Length of credit history vs. credit age
The “length of credit history” means how long any given account has been reported open, says Rod Griffin, director of public education for Experian, one of the three major credit bureaus.
“Generally, the longer an account has been open and active, the better it is for the credit score,” Griffin says. “That’s particularly true for an account with a positive payment history that has no delinquency.”
The credit scoring algorithms calculate the average of how long all your accounts have been open.
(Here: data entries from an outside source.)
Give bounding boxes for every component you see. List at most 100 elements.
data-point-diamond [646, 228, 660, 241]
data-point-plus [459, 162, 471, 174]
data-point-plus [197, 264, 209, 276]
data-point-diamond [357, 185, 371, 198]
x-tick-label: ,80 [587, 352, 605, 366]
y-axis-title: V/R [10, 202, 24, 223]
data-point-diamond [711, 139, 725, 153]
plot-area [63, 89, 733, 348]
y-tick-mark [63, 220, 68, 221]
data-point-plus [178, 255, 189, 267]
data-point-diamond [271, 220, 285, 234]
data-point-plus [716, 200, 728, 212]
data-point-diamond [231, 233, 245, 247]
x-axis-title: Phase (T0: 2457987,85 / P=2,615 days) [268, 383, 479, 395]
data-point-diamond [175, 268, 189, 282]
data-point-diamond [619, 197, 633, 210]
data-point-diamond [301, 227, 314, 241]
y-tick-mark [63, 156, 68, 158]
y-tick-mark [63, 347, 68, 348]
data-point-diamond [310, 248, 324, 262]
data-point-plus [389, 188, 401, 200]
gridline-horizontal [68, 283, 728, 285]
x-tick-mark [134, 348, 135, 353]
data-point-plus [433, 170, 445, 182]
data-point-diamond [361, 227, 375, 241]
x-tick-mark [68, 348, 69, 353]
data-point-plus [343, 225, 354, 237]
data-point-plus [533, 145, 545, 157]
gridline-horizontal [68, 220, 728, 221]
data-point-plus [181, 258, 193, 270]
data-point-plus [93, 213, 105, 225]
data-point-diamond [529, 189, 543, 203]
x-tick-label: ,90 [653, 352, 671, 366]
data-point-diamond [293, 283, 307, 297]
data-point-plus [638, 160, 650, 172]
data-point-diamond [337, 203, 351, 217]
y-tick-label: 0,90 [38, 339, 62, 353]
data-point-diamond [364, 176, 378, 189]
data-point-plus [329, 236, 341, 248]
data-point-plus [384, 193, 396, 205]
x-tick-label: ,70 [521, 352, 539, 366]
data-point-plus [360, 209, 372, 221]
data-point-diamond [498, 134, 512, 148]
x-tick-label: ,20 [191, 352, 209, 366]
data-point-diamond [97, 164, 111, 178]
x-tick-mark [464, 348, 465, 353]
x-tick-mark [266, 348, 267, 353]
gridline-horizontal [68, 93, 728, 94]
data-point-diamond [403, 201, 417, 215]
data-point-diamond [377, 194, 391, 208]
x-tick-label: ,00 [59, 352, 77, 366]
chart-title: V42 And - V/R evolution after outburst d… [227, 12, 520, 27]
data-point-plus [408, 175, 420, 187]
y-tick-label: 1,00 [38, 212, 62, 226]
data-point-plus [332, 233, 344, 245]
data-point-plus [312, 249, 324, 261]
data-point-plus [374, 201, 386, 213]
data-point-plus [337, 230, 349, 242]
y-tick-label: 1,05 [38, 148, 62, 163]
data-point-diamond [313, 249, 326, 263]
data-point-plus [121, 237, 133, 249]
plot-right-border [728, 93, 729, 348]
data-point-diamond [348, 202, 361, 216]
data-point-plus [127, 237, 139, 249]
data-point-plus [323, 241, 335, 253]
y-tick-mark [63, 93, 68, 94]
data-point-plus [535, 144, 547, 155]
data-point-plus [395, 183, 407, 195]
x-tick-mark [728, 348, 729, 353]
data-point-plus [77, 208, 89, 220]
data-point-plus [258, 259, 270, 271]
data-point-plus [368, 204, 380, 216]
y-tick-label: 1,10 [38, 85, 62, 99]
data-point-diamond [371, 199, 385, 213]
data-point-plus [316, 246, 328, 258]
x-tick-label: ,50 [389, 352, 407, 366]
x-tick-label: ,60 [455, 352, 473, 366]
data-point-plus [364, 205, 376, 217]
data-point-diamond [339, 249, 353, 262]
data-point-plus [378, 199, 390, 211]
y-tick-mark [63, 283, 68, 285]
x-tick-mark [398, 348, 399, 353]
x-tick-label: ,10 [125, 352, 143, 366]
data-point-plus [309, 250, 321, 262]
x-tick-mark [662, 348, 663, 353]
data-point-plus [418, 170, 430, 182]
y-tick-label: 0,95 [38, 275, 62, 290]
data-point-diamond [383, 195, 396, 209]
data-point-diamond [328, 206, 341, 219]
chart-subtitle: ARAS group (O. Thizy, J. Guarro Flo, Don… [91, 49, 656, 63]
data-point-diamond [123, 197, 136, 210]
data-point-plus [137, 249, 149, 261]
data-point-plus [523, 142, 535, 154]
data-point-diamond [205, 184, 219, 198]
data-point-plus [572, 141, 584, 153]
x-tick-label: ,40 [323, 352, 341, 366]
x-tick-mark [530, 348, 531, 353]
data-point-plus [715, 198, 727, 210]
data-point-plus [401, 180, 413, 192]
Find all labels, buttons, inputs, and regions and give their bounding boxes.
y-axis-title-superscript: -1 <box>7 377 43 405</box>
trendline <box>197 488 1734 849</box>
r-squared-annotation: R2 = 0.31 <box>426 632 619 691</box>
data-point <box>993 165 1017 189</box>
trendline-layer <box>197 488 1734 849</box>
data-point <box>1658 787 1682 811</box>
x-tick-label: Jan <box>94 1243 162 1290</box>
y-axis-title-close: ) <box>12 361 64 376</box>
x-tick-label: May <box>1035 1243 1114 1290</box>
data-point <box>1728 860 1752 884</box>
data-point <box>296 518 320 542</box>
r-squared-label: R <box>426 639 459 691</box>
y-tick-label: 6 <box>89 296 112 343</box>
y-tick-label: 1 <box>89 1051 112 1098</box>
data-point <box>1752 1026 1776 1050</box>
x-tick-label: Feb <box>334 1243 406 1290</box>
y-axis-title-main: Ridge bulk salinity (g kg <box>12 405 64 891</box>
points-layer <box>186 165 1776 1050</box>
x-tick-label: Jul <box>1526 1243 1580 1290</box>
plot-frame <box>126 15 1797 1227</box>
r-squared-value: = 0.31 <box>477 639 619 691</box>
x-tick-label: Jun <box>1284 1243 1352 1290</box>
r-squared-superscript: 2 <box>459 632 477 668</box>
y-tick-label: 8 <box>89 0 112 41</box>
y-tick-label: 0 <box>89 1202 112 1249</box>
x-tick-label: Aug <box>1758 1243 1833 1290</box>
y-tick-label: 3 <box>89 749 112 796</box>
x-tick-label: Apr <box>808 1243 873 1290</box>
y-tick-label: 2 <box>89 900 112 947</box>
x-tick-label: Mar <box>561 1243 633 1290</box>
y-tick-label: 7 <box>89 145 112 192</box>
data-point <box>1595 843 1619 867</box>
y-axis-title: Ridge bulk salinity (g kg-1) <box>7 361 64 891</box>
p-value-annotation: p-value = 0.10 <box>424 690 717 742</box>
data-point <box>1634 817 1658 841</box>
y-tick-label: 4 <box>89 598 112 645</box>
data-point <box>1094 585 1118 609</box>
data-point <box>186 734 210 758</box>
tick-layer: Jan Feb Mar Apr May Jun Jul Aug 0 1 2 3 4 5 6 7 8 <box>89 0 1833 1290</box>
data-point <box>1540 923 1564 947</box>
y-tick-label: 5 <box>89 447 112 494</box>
That average age of accounts is your “credit age.”
It’s all but impossible to get a score higher than 800 if you’re young, because your credit age likely will be less than that of a person who has had credit for years.
» MORE: Check your average age of accounts by getting a free credit report
Credit age matters, but less than other factors
While credit age matters for credit scoring purposes, you can’t do a lot about it other than keeping your accounts in good standing.
Being an authorized user on an old, established account in which the primary cardholder has excellent credit may help your score a little, but the passage of time during which you build or maintain good credit helps the most.
Keep the length of credit history in perspective: It’s only one element influencing your credit score, and not the most important one at that.
The biggest effects on your credit score come from:
- Payment history — making sure that you pay on time, every time.
- Credit utilization — making sure that you use no more than 30% of your available credit.
If you use credit regularly and lightly, and pay your bills on time every month, you’re doing the two essential things to have a good score. Sit tight and the average age of accounts will take care of itself.